Patients and methods: from October 2006 to September 2009, 33 postmenopausal ER ABC pts received F 250 mg via i.m. injection q28 days. In A, 20 pts, after disease progression (PD) -often minimal bone progression or biomarkers elevation- added mCM (CTX 50 mg p.o. daily, MTX 2.5 mg p.o. twice daily on day 1 and day 4 weekly), continuing F at the same dose. In B, 13 pts started F plus mCM upfront. Median age prior to treatment start was 61 years (range 44-80). All pts had ER and/or PgR positive disease, one with HER2 amplification. Twenty-one pts (64%) had > 2 metastatic involved sites and 19 pts (58%) had received ≥4 previous lines for metastatic disease.
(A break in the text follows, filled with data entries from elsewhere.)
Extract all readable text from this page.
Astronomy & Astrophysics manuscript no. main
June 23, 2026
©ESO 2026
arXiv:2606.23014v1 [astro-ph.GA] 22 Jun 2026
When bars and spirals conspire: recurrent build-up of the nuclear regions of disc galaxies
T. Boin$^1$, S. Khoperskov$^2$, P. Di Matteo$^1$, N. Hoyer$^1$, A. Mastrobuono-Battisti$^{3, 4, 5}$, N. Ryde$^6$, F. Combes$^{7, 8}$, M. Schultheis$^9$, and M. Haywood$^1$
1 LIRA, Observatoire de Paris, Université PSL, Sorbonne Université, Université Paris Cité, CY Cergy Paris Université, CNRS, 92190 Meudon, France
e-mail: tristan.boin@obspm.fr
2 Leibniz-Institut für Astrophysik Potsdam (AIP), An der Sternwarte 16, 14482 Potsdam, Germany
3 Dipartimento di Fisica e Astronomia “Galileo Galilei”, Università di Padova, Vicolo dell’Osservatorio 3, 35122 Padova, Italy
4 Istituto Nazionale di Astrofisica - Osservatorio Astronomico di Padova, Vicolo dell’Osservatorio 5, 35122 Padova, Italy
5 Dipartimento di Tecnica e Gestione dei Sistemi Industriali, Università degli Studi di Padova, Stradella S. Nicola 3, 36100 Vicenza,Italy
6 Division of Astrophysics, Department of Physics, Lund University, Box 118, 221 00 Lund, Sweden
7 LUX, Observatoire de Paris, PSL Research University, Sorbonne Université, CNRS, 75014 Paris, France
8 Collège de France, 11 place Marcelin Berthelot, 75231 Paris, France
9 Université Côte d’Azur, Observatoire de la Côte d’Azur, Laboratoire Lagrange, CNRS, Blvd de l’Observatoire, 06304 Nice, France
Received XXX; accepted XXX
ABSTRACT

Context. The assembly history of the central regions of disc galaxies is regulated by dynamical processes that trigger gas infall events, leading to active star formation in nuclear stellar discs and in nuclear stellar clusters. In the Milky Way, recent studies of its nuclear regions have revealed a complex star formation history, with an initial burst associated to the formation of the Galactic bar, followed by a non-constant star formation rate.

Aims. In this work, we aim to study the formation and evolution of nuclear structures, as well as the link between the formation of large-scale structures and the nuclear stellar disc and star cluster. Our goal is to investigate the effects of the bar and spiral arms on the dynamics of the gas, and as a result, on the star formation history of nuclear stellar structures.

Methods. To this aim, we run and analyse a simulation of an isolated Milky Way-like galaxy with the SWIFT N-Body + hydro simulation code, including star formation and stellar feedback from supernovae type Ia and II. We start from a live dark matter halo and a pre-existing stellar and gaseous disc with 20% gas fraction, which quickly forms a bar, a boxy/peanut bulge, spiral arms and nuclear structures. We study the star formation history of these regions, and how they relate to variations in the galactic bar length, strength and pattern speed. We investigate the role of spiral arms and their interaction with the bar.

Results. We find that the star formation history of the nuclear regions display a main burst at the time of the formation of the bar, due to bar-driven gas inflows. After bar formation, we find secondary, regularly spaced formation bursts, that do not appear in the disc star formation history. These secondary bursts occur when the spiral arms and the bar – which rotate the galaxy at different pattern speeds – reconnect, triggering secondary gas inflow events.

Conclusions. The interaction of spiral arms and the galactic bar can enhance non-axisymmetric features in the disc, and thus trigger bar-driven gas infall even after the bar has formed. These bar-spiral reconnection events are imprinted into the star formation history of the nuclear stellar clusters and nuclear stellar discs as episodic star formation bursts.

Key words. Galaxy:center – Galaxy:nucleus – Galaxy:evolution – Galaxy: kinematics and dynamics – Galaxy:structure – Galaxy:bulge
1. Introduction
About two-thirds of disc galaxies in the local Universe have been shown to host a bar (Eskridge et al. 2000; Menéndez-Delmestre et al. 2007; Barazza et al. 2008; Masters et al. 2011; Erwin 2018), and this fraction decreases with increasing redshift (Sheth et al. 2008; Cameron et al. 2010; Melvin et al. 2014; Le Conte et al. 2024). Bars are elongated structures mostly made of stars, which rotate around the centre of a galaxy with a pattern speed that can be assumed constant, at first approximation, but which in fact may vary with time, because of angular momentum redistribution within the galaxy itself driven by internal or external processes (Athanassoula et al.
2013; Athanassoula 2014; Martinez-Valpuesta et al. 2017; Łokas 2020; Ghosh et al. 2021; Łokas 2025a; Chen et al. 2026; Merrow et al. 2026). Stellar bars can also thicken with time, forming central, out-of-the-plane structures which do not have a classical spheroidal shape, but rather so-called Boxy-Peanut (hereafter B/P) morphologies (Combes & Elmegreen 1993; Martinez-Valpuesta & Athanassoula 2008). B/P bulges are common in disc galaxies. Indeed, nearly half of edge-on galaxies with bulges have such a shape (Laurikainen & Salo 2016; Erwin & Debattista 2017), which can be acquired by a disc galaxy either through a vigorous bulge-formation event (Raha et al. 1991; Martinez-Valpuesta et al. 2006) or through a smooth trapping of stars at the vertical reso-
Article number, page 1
Results: Median duration of treatment was 18 weeks (range 7-131). Thirty-two pts were evaluable for response. In A, during F alone, 1 patient (5%) had a partial response (PR), 8 pts (40%) had stable disease (SD), 11 pts (55%) had PD, and after adding mCM, we observed 11 (55%) SD and 9 (45%) PD. In B, we obtained 7 SD (58%) and 5 PD (42%), 1 patient was not included for early discontinuation of mCM. Clinical benefit (CB) for A+B was 56% (95% CI 38%-74%). Median time to progression for all pts was 8.3 months (95%CI 6.6-11.7). Mainly due to haematological toxicity, mCM was stopped in 4 pts (12%) and dose reduction was needed in 2 pts (6%).

Conclusions: Treatment with F plus mCM was effective in ABC and was minimally toxic providing long-term disease control in a high proportion of pts. The prolonged CB, often desired in ABC pts, supports this regimen as an additional and useful therapeutic tool.